Steve Tsang, the director of the China Institute at London University’s School of Oriental and African Studies, tells Inquirer that China is a Leninist state, which means the distinction between the public and the private is blurred and not respected. The tendency of such a government to exert influence is stronger than in a democratic state.
“The fact that China is seen to be rising fast,” says Tsang, “poses a strong temptation for it to take actions to require others to pay it due respect, which manifests in exerting influence on civic institutions in other countries”, including asking partner institutions to respect Chinese rules and practices, or else collaborative projects may be cancelled.
“They don’t always carry out the implied or explicit threats. But if the non-Chinese partners accept unreasonable Chinese requests or demands, a moral hazard is created and the Chinese party is given an incentive to push again and perhaps harder still.”
He can understand Chinese embassies or Chinese institutions seeking to exert influence on behalf of the Chinese government. “But what I find really objectionable is Western institutions, including universities, accepting such attempts to exert influence.

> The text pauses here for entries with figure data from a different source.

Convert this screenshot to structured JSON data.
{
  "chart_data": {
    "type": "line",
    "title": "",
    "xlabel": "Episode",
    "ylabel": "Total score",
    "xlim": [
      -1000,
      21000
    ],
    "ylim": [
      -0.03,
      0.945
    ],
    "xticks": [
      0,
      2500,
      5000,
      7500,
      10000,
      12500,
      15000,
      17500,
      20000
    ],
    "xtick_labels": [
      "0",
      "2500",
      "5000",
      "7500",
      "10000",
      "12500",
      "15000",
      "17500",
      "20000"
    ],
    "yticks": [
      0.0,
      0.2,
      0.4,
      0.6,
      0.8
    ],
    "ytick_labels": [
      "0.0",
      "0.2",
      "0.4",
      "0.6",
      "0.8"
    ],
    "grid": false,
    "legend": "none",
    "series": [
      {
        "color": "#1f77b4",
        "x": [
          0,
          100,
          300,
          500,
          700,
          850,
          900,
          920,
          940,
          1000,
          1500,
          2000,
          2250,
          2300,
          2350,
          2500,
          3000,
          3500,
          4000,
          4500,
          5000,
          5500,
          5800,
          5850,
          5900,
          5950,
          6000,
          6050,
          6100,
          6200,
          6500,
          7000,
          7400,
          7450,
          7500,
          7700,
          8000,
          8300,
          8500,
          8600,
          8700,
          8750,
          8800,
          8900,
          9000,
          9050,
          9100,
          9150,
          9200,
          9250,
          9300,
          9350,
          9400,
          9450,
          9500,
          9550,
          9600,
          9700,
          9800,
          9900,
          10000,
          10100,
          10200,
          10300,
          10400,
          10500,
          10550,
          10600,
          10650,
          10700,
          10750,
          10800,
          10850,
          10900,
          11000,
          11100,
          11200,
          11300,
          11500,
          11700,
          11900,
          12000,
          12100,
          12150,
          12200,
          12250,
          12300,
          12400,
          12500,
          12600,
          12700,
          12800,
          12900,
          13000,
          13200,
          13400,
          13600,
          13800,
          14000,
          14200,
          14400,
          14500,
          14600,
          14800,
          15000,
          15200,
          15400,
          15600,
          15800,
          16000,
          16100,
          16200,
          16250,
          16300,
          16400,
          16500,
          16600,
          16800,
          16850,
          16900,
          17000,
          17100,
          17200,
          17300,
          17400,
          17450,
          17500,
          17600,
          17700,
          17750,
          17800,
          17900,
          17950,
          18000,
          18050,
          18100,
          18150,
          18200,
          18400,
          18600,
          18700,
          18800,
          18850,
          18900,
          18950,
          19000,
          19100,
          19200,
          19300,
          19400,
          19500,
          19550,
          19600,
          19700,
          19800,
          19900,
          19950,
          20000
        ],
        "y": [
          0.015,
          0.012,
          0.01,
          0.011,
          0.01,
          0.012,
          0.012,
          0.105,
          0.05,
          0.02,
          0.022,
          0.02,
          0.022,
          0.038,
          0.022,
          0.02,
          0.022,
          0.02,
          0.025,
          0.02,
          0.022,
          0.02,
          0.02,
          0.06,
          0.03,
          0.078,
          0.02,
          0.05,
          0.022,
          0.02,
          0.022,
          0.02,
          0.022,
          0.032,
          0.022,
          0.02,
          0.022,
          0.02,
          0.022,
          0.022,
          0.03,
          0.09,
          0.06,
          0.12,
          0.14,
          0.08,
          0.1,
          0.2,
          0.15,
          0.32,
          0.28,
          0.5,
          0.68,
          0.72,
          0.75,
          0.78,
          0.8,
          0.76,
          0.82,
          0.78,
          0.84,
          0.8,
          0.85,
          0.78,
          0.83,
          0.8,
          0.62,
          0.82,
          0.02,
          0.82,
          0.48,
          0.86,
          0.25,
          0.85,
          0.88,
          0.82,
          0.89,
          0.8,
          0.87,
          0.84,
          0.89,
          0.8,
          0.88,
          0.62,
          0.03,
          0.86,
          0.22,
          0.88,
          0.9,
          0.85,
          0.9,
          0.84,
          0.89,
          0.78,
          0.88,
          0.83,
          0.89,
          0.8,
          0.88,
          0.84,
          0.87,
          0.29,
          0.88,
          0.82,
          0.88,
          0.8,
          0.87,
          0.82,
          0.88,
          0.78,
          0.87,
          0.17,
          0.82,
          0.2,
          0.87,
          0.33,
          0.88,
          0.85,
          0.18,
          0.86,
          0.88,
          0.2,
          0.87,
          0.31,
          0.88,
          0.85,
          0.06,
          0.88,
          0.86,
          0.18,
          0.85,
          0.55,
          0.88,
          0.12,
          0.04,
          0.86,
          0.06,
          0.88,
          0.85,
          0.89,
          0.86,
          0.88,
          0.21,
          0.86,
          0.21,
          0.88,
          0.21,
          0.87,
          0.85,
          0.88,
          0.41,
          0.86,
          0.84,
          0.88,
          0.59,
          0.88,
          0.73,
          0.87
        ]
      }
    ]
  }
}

“I do not believe any British university would tolerate, say, pressure from the US embassy or the US government itself telling it not to host any particular US national on campus. This same principle should apply to Chinese nationals whose presence on campus is objectionable to the Chinese government.
“We need to treat China like any other country if and when it seeks to exert undue influence. If we all do that, there will not be much point for the Chinese authorities to persist.”